TNF-α levels in sera from mice with experimental periodontitis induced by P. gingivalis. Groups of DIO and lean mice were infected with P. gingivalis in the form of ligature insertions at the second molar on day 0, and ligatures were replaced on days 3, 5, and 7. Blood samples were collected before ligature insertion at days 0, 3, 5, 7, 10, and 12. TNF-α levels in the sera were determined by ELISA (BioSource). *, P < 0.05.

Fig. 4.

Serum TNF-α (A), IL-6 (B), and SAA (C) levels in response to infection with P. gingivalis strain A7436 in lean and mice with DIO by the intravenous route. Mice were infected with P. gingivalis (2.0 × 10⁹ in 50 μl) or vehicle by tail vein injection on days 1, 3, and 5. TNF-α, IL-6, and SAA concentrations in serum were measured by ELISA (means ± SEM, n = 8). *, P < 0.05.

Fig. 5.

Global cytokine profile in response to P. gingivalis stimulation in vitro. Macrophages from lean mice and mice with DIO were cultured and exposed to live P. gingivalis for 15 min and 4 h (MOI = 25:1). Cells treated with PBS were used as controls. Culture supernatants were analyzed by a Bio-Plex cytokine array. Cytokines induced after 15-min and 4-h treatment and their average concentrations (pg/ml) (means ± SD; n = 3) are shown. *, P < 0.01 between lean and DIO. Cytokines that did not change significantly between lean and obese were the following: eotaxin, IFN-γ, IL-2, IL-3, IL-4, IL-5, IL-9, IL-10, IL-12p70, IL-13, and IL-17.

Fig. 6.

Effects of DIO on macrophage response to P. gingivalis LPS. Mouse macrophages isolated from lean mice and mice with DIO were challenged with PBS or P. gingivalis LPS for 4 h and 24 h.
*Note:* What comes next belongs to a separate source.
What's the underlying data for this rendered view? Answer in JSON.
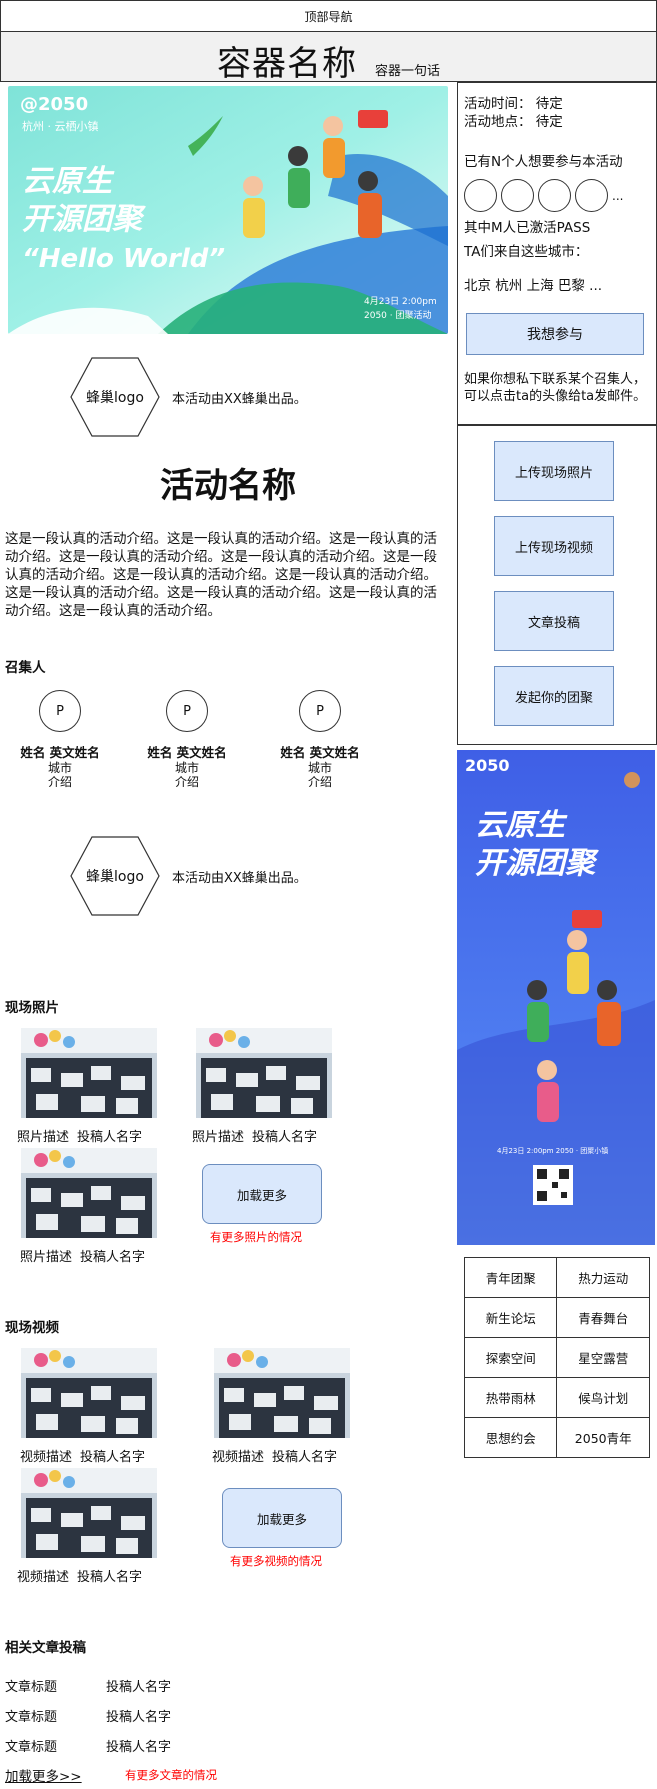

TNF-α concentrations in cell culture supernatants were measured by ELISA (n = 3). *, P < 0.05; **, P < 0.001.

Fig. 7.

Differential gene expression between macrophages from mice with DIO and lean mice after P. gingivalis LPS challenge. Data show the relative gene expression level in DIO over that from lean mice. Negative values signify gene expression lower in DIO mouse macrophages compared with lean counterparts.

Fig. 8.

Early and transient recruitment of NF-κB to the TNF-α and IL-10 promoters. Peritoneal macrophages from lean mice and mice with DIO were treated with P. gingivalis LPS (10 μg/ml) for the indicated times, and ChIP assays were performed with an anti-p65 affinity-purified rabbit polyclonal Ab. p65-precipitated DNA was analyzed by quantitative real-time PCR with promoter-specific primers amplifying the TNF-α and IL-10 promoters. The results are expressed as means ± SD; n = 4 for each time point. *, P < 0.05; **, P < 0.001.